[CIR][AMDGPU] Add lowering for amdgcn trig preop builtins

skc7 · skc7 · commit 1e6dff6fa606 · 2025-12-09T11:50:22.000+05:30
diff --git a/clang/lib/CIR/CodeGen/CIRGenBuiltinAMDGPU.cpp b/clang/lib/CIR/CodeGen/CIRGenBuiltinAMDGPU.cpp
@@ -54,6 +54,19 @@ static llvm::StringRef getIntrinsicNameforWaveReduction(unsigned BuiltinID) {
   }
 }
 
+// Emit an intrinsic that has 1 float or double operand, and 1 integer.
+static mlir::Value emitFPIntBuiltin(CIRGenFunction &CGF, const CallExpr *E,
+                                    llvm::StringRef intrinsicName) {
+  mlir::Value Src0 = CGF.emitScalarExpr(E->getArg(0));
+  mlir::Value Src1 = CGF.emitScalarExpr(E->getArg(1));
+  mlir::Value result =
+      LLVMIntrinsicCallOp::create(CGF.getBuilder(), CGF.getLoc(E->getExprLoc()),
+                                  CGF.getBuilder().getStringAttr(intrinsicName),
+                                  Src0.getType(), {Src0, Src1})
+          .getResult();
+  return result;
+}
+
 mlir::Value CIRGenFunction::emitAMDGPUBuiltinExpr(unsigned builtinId,
                                                   const CallExpr *expr) {
   switch (builtinId) {
@@ -163,7 +176,7 @@ mlir::Value CIRGenFunction::emitAMDGPUBuiltinExpr(unsigned builtinId,
   }
   case AMDGPU::BI__builtin_amdgcn_trig_preop:
   case AMDGPU::BI__builtin_amdgcn_trig_preopf: {
-    llvm_unreachable("trig_preop_* NYI");
+    return emitFPIntBuiltin(*this, expr, "amdgcn.trig.preop");
   }
   case AMDGPU::BI__builtin_amdgcn_rcp:
   case AMDGPU::BI__builtin_amdgcn_rcpf:
diff --git a/clang/test/CIR/CodeGen/HIP/builtins-amdgcn.hip b/clang/test/CIR/CodeGen/HIP/builtins-amdgcn.hip
@@ -305,3 +305,23 @@ __device__ void test_readlane(int* out, int a, int b) {
 __device__ void test_readfirstlane(int* out, int a) {
   *out = __builtin_amdgcn_readfirstlane(a);
 }
+
+// CIR-LABEL: @_Z19test_trig_preop_f32Pffi
+// CIR: cir.llvm.intrinsic "amdgcn.trig.preop" {{.*}} : (!cir.float, !s32i) -> !cir.float
+// LLVM: define{{.*}} void @_Z19test_trig_preop_f32Pffi
+// LLVM: call{{.*}} float @llvm.amdgcn.trig.preop.f32(float %{{.+}}, i32 %{{.*}})

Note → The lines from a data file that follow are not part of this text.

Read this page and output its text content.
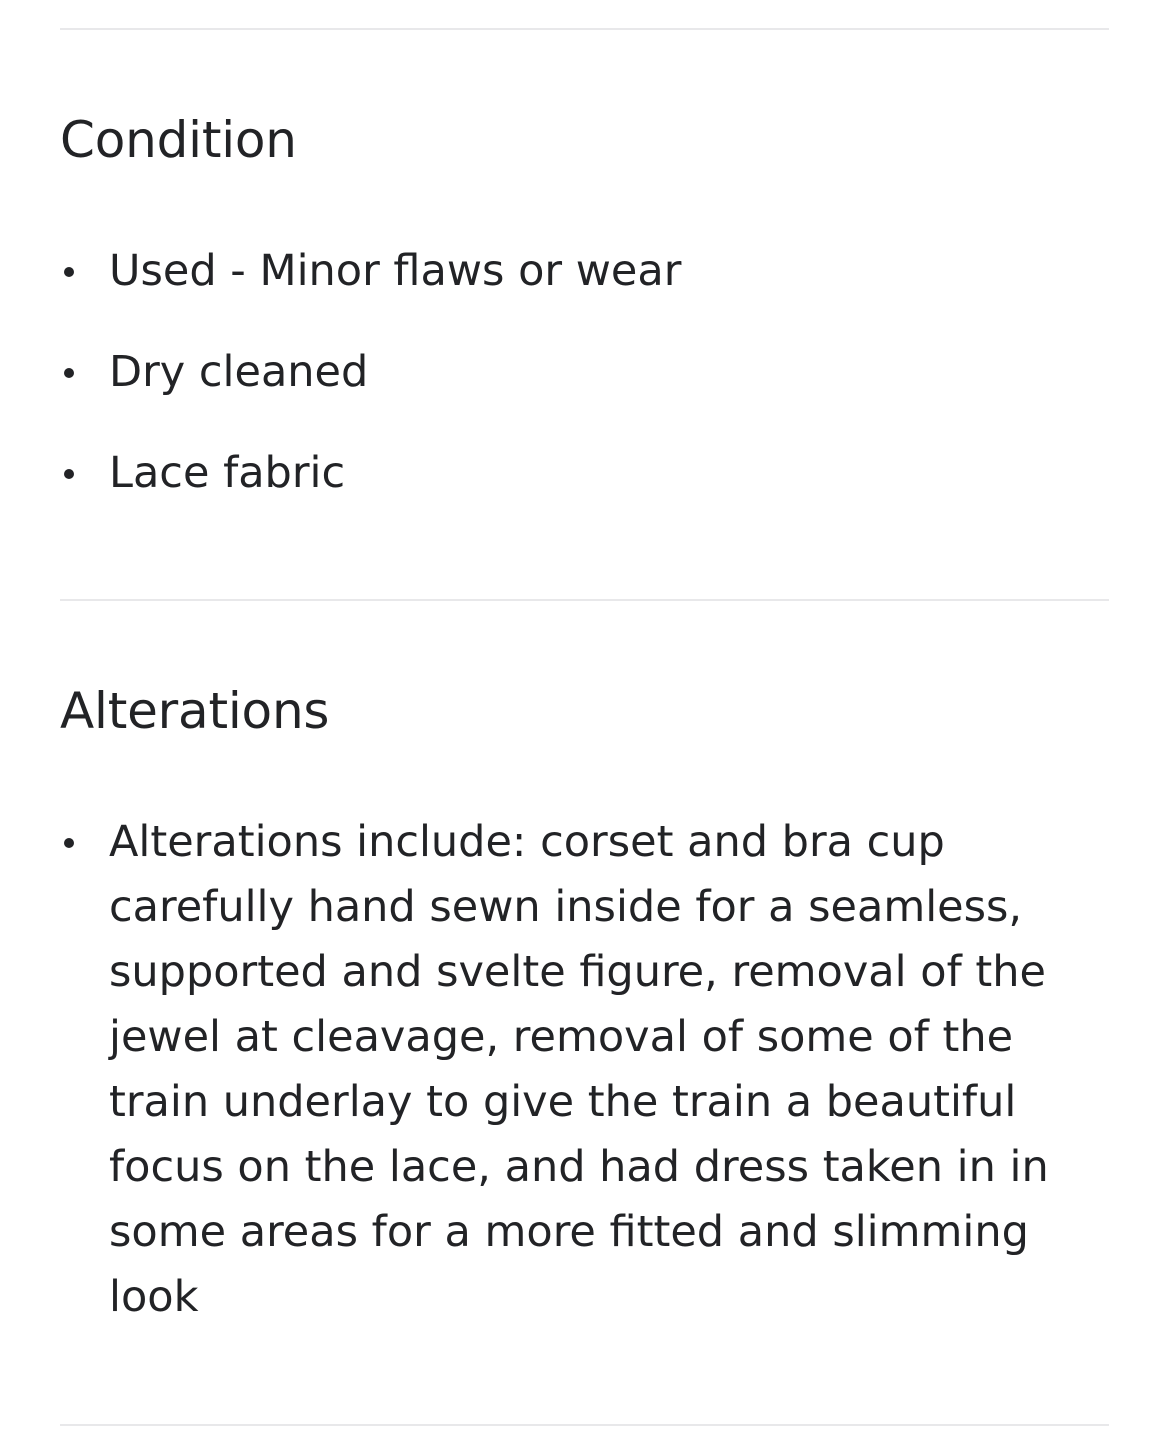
Condition
Used - Minor flaws or wear
Dry cleaned
Lace fabric
Alterations
Alterations include: corset and bra cup carefully hand sewn inside for a seamless, supported and svelte figure, removal of the jewel at cleavage, removal of some of the train underlay to give the train a beautiful focus on the lace, and had dress taken in in some areas for a more fitted and slimming look
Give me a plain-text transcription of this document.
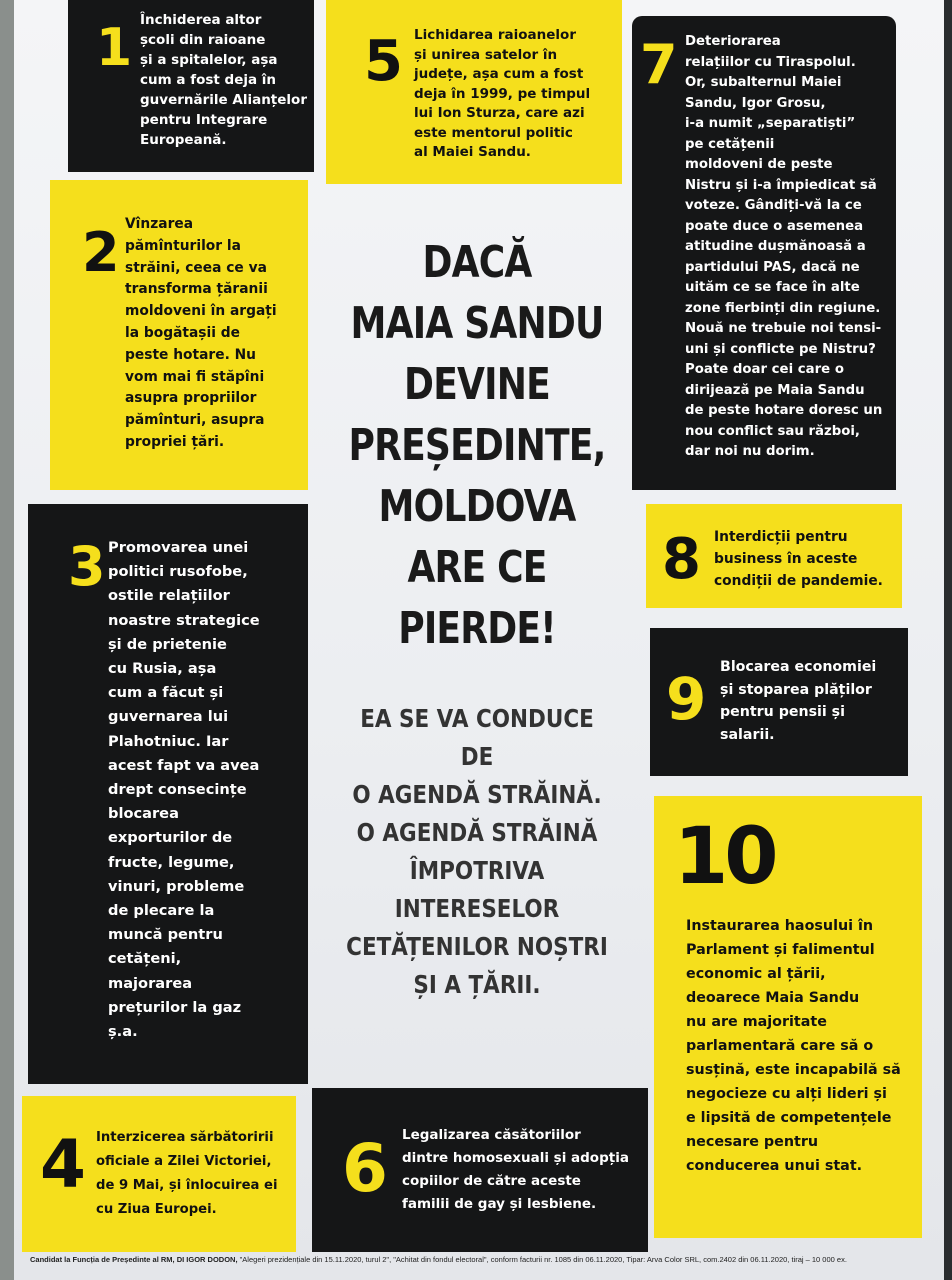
1 Închiderea altor
școli din raioane
și a spitalelor, așa
cum a fost deja în
guvernările Alianțelor
pentru Integrare
Europeană.
5 Lichidarea raioanelor
și unirea satelor în
județe, așa cum a fost
deja în 1999, pe timpul
lui Ion Sturza, care azi
este mentorul politic
al Maiei Sandu.
7 Deteriorarea
relațiilor cu Tiraspolul.
Or, subalternul Maiei
Sandu, Igor Grosu,
i-a numit „separatiști”
pe cetățenii
moldoveni de peste
Nistru și i-a împiedicat să
voteze. Gândiți-vă la ce
poate duce o asemenea
atitudine dușmănoasă a
partidului PAS, dacă ne
uităm ce se face în alte
zone fierbinți din regiune.
Nouă ne trebuie noi tensi-
uni și conflicte pe Nistru?
Poate doar cei care o
dirijează pe Maia Sandu
de peste hotare doresc un
nou conflict sau război,
dar noi nu dorim.
2 Vînzarea
pămînturilor la
străini, ceea ce va
transforma țăranii
moldoveni în argați
la bogătașii de
peste hotare. Nu
vom mai fi stăpîni
asupra propriilor
pămînturi, asupra
propriei țări.
DACĂ
MAIA SANDU
DEVINE
PREȘEDINTE,
MOLDOVA
ARE CE
PIERDE!
EA SE VA CONDUCE DE
O AGENDĂ STRĂINĂ.
O AGENDĂ STRĂINĂ
ÎMPOTRIVA
INTERESELOR
CETĂȚENILOR NOȘTRI
ȘI A ȚĂRII.
3 Promovarea unei
politici rusofobe,
ostile relațiilor
noastre strategice
și de prietenie
cu Rusia, așa
cum a făcut și
guvernarea lui
Plahotniuc. Iar
acest fapt va avea
drept consecințe
blocarea
exporturilor de
fructe, legume,
vinuri, probleme
de plecare la
muncă pentru
cetățeni,
majorarea
prețurilor la gaz
ș.a.
8 Interdicții pentru
business în aceste
condiții de pandemie.
9 Blocarea economiei
și stoparea plăților
pentru pensii și
salarii.
10
Instaurarea haosului în
Parlament și falimentul
economic al țării,
deoarece Maia Sandu
nu are majoritate
parlamentară care să o
susțină, este incapabilă să
negocieze cu alți lideri și
e lipsită de competențele
necesare pentru
conducerea unui stat.
4 Interzicerea sărbătoririi
oficiale a Zilei Victoriei,
de 9 Mai, și înlocuirea ei
cu Ziua Europei.
6 Legalizarea căsătoriilor
dintre homosexuali și adopția
copiilor de către aceste
familii de gay și lesbiene.
Candidat la Funcția de Președinte al RM, DI IGOR DODON, "Alegeri prezidențiale din 15.11.2020, turul 2", "Achitat din fondul electoral", conform facturii nr. 1085 din 06.11.2020, Tipar: Arva Color SRL, com.2402 din 06.11.2020, tiraj – 10 000 ex.
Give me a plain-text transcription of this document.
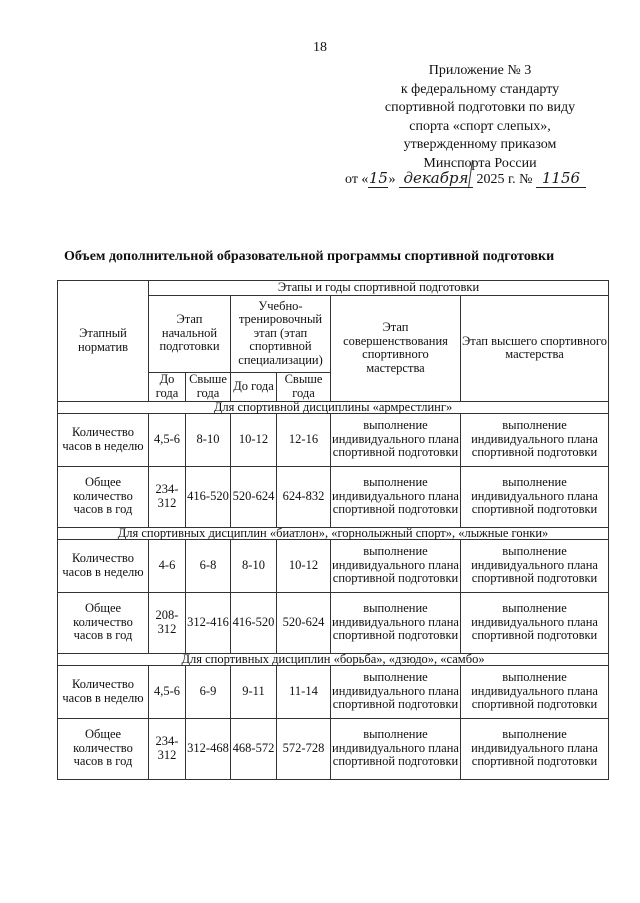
18
Приложение № 3
к федеральному стандарту
спортивной подготовки по виду
спорта «спорт слепых»,
утвержденному приказом
Минспорта России
от «15» декабря 2025 г. № 1156
Объем дополнительной образовательной программы спортивной подготовки
Этапный норматив	Этапы и годы спортивной подготовки					
	Этап начальной подготовки		Учебно-тренировочный этап (этап спортивной специализации)		Этап совершенствования спортивного мастерства	Этап высшего спортивного мастерства
	До года	Свыше года	До года	Свыше года		
Для спортивной дисциплины «армрестлинг»						
Количество часов в неделю	4,5-6	8-10	10-12	12-16	выполнение индивидуального плана спортивной подготовки	выполнение индивидуального плана спортивной подготовки
Общее количество часов в год	234-312	416-520	520-624	624-832	выполнение индивидуального плана спортивной подготовки	выполнение индивидуального плана спортивной подготовки
Для спортивных дисциплин «биатлон», «горнолыжный спорт», «лыжные гонки»						
Количество часов в неделю	4-6	6-8	8-10	10-12	выполнение индивидуального плана спортивной подготовки	выполнение индивидуального плана спортивной подготовки
Общее количество часов в год	208-312	312-416	416-520	520-624	выполнение индивидуального плана спортивной подготовки	выполнение индивидуального плана спортивной подготовки
Для спортивных дисциплин «борьба», «дзюдо», «самбо»						
Количество часов в неделю	4,5-6	6-9	9-11	11-14	выполнение индивидуального плана спортивной подготовки	выполнение индивидуального плана спортивной подготовки
Общее количество часов в год	234-312	312-468	468-572	572-728	выполнение индивидуального плана спортивной подготовки	выполнение индивидуального плана спортивной подготовки
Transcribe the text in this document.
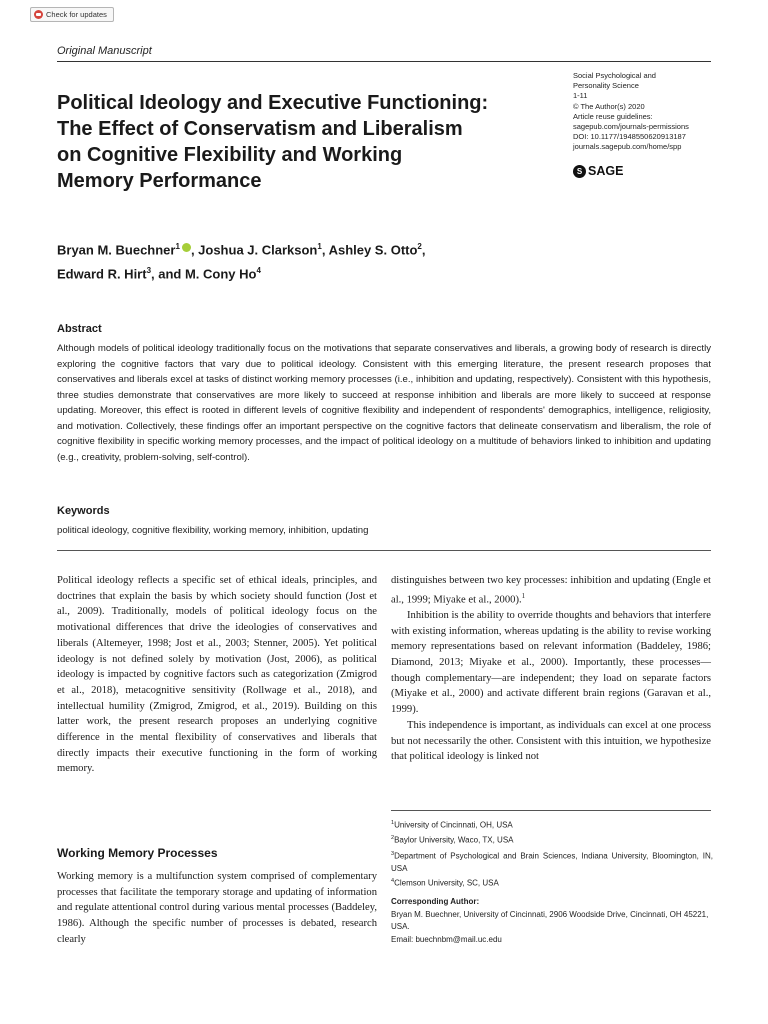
Check for updates
Original Manuscript
Political Ideology and Executive Functioning:
The Effect of Conservatism and Liberalism
on Cognitive Flexibility and Working
Memory Performance
Social Psychological and
Personality Science
1-11
© The Author(s) 2020
Article reuse guidelines:
sagepub.com/journals-permissions
DOI: 10.1177/1948550620913187
journals.sagepub.com/home/spp
S SAGE
Bryan M. Buechner$^1$ , Joshua J. Clarkson$^1$, Ashley S. Otto$^2$,
Edward R. Hirt$^3$, and M. Cony Ho$^4$
Abstract
Although models of political ideology traditionally focus on the motivations that separate conservatives and liberals, a growing body of research is directly exploring the cognitive factors that vary due to political ideology. Consistent with this emerging literature, the present research proposes that conservatives and liberals excel at tasks of distinct working memory processes (i.e., inhibition and updating, respectively). Consistent with this hypothesis, three studies demonstrate that conservatives are more likely to succeed at response inhibition and liberals are more likely to succeed at response updating. Moreover, this effect is rooted in different levels of cognitive flexibility and independent of respondents' demographics, intelligence, religiosity, and motivation. Collectively, these findings offer an important perspective on the cognitive factors that delineate conservatism and liberalism, the role of cognitive flexibility in specific working memory processes, and the impact of political ideology on a multitude of behaviors linked to inhibition and updating (e.g., creativity, problem-solving, self-control).
Keywords
political ideology, cognitive flexibility, working memory, inhibition, updating

Political ideology reflects a specific set of ethical ideals, principles, and doctrines that explain the basis by which society should function (Jost et al., 2009). Traditionally, models of political ideology focus on the motivational differences that drive the ideologies of conservatives and liberals (Altemeyer, 1998; Jost et al., 2003; Stenner, 2005). Yet political ideology is not defined solely by motivation (Jost, 2006), as political ideology is impacted by cognitive factors such as categorization (Zmigrod et al., 2018), metacognitive sensitivity (Rollwage et al., 2018), and intellectual humility (Zmigrod, Zmigrod, et al., 2019). Building on this latter work, the present research proposes an underlying cognitive difference in the mental flexibility of conservatives and liberals that directly impacts their executive functioning in the form of working memory.

Working Memory Processes

Working memory is a multifunction system comprised of complementary processes that facilitate the temporary storage and updating of information and regulate attentional control during various mental processes (Baddeley, 1986). Although the specific number of processes is debated, research clearly

distinguishes between two key processes: inhibition and updating (Engle et al., 1999; Miyake et al., 2000).$^1$

Inhibition is the ability to override thoughts and behaviors that interfere with existing information, whereas updating is the ability to revise working memory representations based on relevant information (Baddeley, 1986; Diamond, 2013; Miyake et al., 2000). Importantly, these processes—though complementary—are independent; they load on separate factors (Miyake et al., 2000) and activate different brain regions (Garavan et al., 1999).

This independence is important, as individuals can excel at one process but not necessarily the other. Consistent with this intuition, we hypothesize that political ideology is linked not

$^1$University of Cincinnati, OH, USA
$^2$Baylor University, Waco, TX, USA
$^3$Department of Psychological and Brain Sciences, Indiana University, Bloomington, IN, USA
$^4$Clemson University, SC, USA
Corresponding Author:
Bryan M. Buechner, University of Cincinnati, 2906 Woodside Drive, Cincinnati, OH 45221, USA.
Email: buechnbm@mail.uc.edu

+// OGCG: define{{.*}} void @_Z19test_trig_preop_f32Pffi
+// OGCG: call{{.*}} float @llvm.amdgcn.trig.preop.f32(float %{{.+}}, i32 %{{.*}})
+__device__ void test_trig_preop_f32(float* out, float a, int b) {
+  *out = __builtin_amdgcn_trig_preopf(a, b);
+}
+
+// CIR-LABEL: @_Z19test_trig_preop_f64Pddi
+// CIR: cir.llvm.intrinsic "amdgcn.trig.preop" {{.*}} : (!cir.double, !s32i) -> !cir.double
+// LLVM: define{{.*}} void @_Z19test_trig_preop_f64Pddi
+// LLVM: call{{.*}} double @llvm.amdgcn.trig.preop.f64(double %{{.+}}, i32 %{{.*}})
+// OGCG: define{{.*}} void @_Z19test_trig_preop_f64Pddi
+// OGCG: call{{.*}} double @llvm.amdgcn.trig.preop.f64(double %{{.+}}, i32 %{{.*}})
+__device__ void test_trig_preop_f64(double* out, double a, int b) {
+  *out = __builtin_amdgcn_trig_preop(a, b);
+}
diff --git a/clang/test/CIR/CodeGen/OpenCL/builtins_amdgcn.cl b/clang/test/CIR/CodeGen/OpenCL/builtins_amdgcn.cl
@@ -318,3 +318,23 @@ void test_readlane(global int* out, int a, int b) {
 void test_readfirstlane(global int* out, int a) {
   *out = __builtin_amdgcn_readfirstlane(a);
 }
+
+// CIR-LABEL: @test_trig_preop_f32
+// CIR: cir.llvm.intrinsic "amdgcn.trig.preop" {{.*}} : (!cir.float, !s32i) -> !cir.float
+// LLVM: define{{.*}} void @test_trig_preop_f32
+// LLVM: call{{.*}} float @llvm.amdgcn.trig.preop.f32(float %{{.+}}, i32 %{{.*}})
+// OGCG: define{{.*}} void @test_trig_preop_f32
+// OGCG: call{{.*}} float @llvm.amdgcn.trig.preop.f32(float %{{.+}}, i32 %{{.*}})
+void test_trig_preop_f32(global float* out, float a, int b) {
+  *out = __builtin_amdgcn_trig_preopf(a, b);
+}
+
+// CIR-LABEL: @test_trig_preop_f64
+// CIR: cir.llvm.intrinsic "amdgcn.trig.preop" {{.*}} : (!cir.double, !s32i) -> !cir.double
+// LLVM: define{{.*}} void @test_trig_preop_f64
+// LLVM: call{{.*}} double @llvm.amdgcn.trig.preop.f64(double %{{.+}}, i32 %{{.*}})
+// OGCG: define{{.*}} void @test_trig_preop_f64
+// OGCG: call{{.*}} double @llvm.amdgcn.trig.preop.f64(double %{{.+}}, i32 %{{.*}})
+void test_trig_preop_f64(global double* out, double a, int b) {
+  *out = __builtin_amdgcn_trig_preop(a, b);
+}